XHCMR-FM
- Cuautla, Morelos, Mexico; Mexico;
- Broadcast area: Cuernavaca, Morelos
- Frequency: 105.3 MHz
- Branding: Ke Buena

Programming
- Format: Grupera
- Affiliations: Radiópolis

Ownership
- Owner: CapitalMedia; (María Cristina Romo Morales);
- Operator: Grupo Mundo Comunicaciones
- Sister stations: XHTIX-FM, XHJMG-FM

History
- First air date: October 15, 1987 (concession)
- Call sign meaning: Cuautla, Morelos

Technical information
- Class: B1
- ERP: 15 kW
- HAAT: 334.74 m
- Transmitter coordinates: 18°52′35″N 99°08′00″W﻿ / ﻿18.87639°N 99.13333°W

Links
- Website: kebuenacuernavaca.com

= XHCMR-FM =

Radio station in Cuautla, Morelos, Mexico

XHCMR-FM is a radio station on 105.3 FM in Cuautla, Morelos, Mexico and serving Cuernavaca. It is currently operated by Grupo Mundo Comunicaciones and carries the Ke Buena grupera format from Radiópolis.

==History==
XHCMR received its concession on October 15, 1987. It was owned by Jaime Morales Guillén until his death, at which time the station was transferred to its current concessionaire.

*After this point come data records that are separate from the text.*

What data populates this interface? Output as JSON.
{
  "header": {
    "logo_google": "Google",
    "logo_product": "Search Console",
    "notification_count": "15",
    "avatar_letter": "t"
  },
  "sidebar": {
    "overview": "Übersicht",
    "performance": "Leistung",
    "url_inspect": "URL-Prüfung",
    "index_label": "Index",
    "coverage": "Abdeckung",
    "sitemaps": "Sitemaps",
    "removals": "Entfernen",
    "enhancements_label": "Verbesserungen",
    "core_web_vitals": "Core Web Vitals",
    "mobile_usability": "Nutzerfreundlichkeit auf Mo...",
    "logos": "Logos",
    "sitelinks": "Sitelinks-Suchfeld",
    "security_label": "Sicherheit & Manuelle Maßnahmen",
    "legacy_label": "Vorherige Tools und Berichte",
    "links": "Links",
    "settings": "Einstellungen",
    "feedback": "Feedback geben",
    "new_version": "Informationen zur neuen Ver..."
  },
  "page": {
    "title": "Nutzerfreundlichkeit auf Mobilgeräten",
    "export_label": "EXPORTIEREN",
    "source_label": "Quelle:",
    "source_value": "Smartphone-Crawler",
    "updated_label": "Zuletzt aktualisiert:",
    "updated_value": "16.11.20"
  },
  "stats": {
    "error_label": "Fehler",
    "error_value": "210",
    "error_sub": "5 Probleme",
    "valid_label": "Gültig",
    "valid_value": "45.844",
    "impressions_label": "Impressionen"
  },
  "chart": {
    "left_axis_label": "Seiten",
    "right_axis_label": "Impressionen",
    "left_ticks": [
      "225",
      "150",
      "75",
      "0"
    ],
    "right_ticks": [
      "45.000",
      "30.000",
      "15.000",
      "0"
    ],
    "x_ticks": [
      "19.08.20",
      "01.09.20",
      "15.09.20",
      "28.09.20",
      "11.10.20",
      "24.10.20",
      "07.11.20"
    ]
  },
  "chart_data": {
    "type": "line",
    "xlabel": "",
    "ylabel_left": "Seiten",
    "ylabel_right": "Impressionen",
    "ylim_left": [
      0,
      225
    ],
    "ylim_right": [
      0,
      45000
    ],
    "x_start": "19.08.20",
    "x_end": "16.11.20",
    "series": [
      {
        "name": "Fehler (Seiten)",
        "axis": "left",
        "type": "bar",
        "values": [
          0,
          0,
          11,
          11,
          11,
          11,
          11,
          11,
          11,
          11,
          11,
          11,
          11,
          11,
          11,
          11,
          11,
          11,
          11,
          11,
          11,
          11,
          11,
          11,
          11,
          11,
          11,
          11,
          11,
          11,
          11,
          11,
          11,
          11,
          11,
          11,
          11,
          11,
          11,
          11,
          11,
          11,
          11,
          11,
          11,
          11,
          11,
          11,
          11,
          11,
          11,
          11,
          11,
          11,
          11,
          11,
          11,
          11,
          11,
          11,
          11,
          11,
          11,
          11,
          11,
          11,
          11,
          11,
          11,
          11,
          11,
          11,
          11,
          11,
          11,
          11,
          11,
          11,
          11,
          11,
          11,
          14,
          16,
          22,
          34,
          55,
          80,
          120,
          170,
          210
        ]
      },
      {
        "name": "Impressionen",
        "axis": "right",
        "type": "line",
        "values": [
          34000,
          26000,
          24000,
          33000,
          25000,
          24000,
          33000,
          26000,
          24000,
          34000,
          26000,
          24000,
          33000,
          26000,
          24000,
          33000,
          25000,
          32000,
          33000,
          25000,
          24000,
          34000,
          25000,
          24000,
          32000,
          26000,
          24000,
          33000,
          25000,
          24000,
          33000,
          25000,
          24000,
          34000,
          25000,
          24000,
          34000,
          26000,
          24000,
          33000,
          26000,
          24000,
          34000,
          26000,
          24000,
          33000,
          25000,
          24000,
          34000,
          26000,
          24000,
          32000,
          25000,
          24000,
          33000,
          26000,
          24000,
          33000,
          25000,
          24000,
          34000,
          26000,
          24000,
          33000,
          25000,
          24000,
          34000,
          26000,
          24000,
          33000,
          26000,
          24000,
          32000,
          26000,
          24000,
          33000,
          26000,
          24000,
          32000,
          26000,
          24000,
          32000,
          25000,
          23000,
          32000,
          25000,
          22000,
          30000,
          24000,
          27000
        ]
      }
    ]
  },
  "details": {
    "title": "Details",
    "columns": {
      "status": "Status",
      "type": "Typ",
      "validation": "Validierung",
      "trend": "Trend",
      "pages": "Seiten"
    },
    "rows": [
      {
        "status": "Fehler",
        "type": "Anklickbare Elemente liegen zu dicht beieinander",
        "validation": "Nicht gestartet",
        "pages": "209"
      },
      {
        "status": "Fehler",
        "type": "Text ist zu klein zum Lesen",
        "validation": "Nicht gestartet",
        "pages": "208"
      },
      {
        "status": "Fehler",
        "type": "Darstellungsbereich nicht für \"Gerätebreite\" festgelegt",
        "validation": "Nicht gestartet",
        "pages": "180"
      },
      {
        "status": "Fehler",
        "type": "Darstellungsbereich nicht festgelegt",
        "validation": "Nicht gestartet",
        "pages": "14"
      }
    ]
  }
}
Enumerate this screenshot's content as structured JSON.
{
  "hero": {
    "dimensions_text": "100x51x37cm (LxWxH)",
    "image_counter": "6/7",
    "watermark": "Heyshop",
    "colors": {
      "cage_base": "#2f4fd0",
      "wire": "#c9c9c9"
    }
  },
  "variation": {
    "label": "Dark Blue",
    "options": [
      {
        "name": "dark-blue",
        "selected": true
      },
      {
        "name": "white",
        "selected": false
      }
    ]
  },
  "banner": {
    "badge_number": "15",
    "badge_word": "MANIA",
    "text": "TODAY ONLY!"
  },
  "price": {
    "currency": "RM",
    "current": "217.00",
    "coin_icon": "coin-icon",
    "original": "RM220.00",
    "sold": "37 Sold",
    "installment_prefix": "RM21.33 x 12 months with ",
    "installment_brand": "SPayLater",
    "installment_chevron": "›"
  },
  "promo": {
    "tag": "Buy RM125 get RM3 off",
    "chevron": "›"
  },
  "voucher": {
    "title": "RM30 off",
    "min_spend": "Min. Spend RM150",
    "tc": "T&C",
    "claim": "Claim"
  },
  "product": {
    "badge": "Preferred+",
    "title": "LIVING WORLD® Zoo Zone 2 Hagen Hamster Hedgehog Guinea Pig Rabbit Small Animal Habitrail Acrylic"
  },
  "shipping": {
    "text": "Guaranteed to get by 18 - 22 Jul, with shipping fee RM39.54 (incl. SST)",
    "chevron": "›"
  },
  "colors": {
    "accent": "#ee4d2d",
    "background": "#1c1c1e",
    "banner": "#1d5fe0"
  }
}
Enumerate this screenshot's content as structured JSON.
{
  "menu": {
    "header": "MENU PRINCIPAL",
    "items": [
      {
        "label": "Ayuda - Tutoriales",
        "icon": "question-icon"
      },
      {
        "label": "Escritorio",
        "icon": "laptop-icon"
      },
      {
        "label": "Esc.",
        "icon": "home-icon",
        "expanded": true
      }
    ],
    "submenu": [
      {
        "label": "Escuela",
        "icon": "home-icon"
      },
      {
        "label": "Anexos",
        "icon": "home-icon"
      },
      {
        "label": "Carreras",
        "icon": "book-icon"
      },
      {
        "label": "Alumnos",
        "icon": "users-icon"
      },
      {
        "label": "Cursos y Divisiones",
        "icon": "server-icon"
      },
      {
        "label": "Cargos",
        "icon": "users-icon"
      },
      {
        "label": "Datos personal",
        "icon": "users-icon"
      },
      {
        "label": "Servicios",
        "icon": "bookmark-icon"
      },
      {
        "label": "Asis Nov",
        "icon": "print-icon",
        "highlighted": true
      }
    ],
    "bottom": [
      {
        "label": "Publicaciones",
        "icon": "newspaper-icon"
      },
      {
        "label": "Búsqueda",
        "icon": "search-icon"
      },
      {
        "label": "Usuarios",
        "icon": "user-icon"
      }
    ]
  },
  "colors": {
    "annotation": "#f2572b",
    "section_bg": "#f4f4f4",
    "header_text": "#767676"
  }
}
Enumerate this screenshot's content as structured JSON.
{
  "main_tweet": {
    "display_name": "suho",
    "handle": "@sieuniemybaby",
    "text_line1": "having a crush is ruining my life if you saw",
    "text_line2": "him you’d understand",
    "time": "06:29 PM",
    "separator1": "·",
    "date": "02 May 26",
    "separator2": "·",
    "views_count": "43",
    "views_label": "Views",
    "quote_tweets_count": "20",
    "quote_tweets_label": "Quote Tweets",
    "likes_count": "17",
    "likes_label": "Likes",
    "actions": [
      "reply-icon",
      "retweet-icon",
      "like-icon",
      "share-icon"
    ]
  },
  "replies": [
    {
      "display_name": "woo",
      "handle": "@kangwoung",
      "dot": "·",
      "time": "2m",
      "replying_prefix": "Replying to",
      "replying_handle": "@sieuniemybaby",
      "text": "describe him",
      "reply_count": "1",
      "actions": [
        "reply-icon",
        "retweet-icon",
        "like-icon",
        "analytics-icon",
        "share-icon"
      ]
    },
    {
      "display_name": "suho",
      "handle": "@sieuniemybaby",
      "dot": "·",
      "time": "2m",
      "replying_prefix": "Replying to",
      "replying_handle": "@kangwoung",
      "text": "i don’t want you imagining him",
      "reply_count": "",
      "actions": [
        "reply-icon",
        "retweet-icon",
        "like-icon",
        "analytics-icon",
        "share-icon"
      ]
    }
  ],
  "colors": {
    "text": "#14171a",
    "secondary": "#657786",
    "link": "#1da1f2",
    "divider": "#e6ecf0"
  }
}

It was known as Estéreo Latina and was operated by Grupo Stereo Mundo until 2009, when Grupo Radiorama began operating XHCMR with the Ke Buena franchise grupera format from Televisa Radio. When Radiorama's family members split in 2013, resulting in the creation of separate clusters of Grupo Radiorama and Grupo Audiorama Comunicaciones, Ke Buena moved to XHCM-FM 88.5. At that time, Capital Media began operating the station with a pop format known as Capital FM.

On June 8, 2020, XHCMR was one of seven stations to debut the new Lokura FM adult hits brand. In January 2024, XHCMR abandoned the Lokura FM network and returned the Ke Buena brand to the frequency under the management of Corporativo Radiológico (owner of XHTIX-FM 100.1).